Projet Phénix : l'épreuve nyctomorphe

Puis vient le noir absolu. Dans cette nuit dense s'érigent les bustes du projet Phénix, façonnés à l'aveugle à partir de modèles non-voyants. La céramique, issue de la technique du raku, porte l'empreinte d'un contact sans vue, où le voir s'abolit dans le toucher. Cette dramaturgie convoque en sourdine Jacques Derrida et Jean-Luc Nancy : qu'advient-il quand nos yeux se ferment pour mieux sentir ? Est-ce jour ou nuit, quand le contact devient l'unique horizon ? Ici, la sculpture se fait méditation sur la limite, sur ce point où l'intangible affleure au cœur du tangible.
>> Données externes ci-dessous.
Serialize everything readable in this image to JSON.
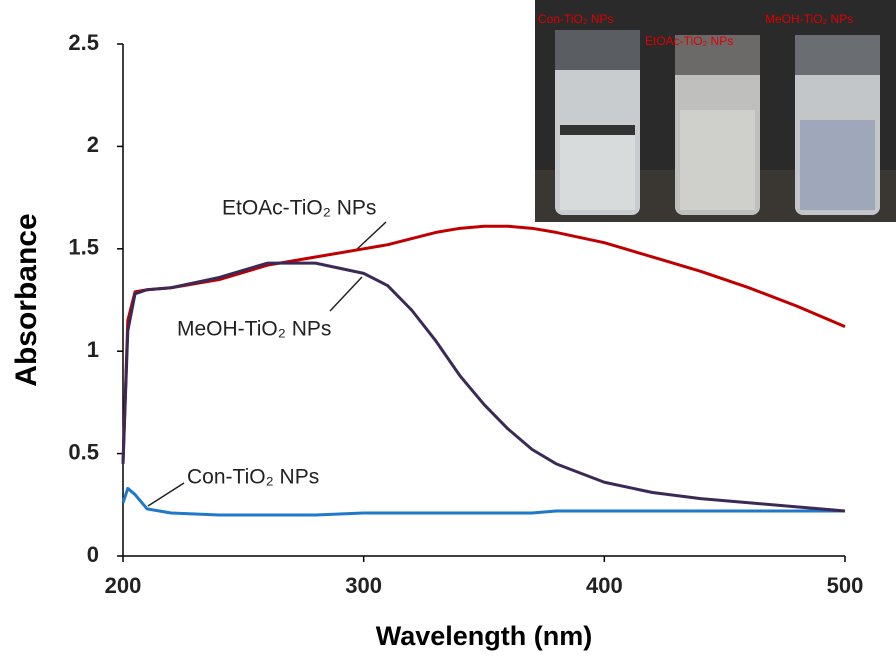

Prune Nourry, Phénix, 2021 ©Laurent Edeline

Vers un dénouement subtil

La dernière section, intime, referme le parcours sur une autre temporalité reliant l'épistolaire et le tangible. Après le vertige nocturne de Phénix, le retour à l'échelle du geste quotidien agit comme un apaisement. L'empreinte de la main d'Aïcha, une élève de l'INJA-Louis Braille, devient la trace fragile mais persistante d'une ligne de vie, matrice d'un timbre édité par La Poste, surface en relief à parcourir, comme un dernier geste intempestif qui rend inopérant le regard et où le toucher devient présence.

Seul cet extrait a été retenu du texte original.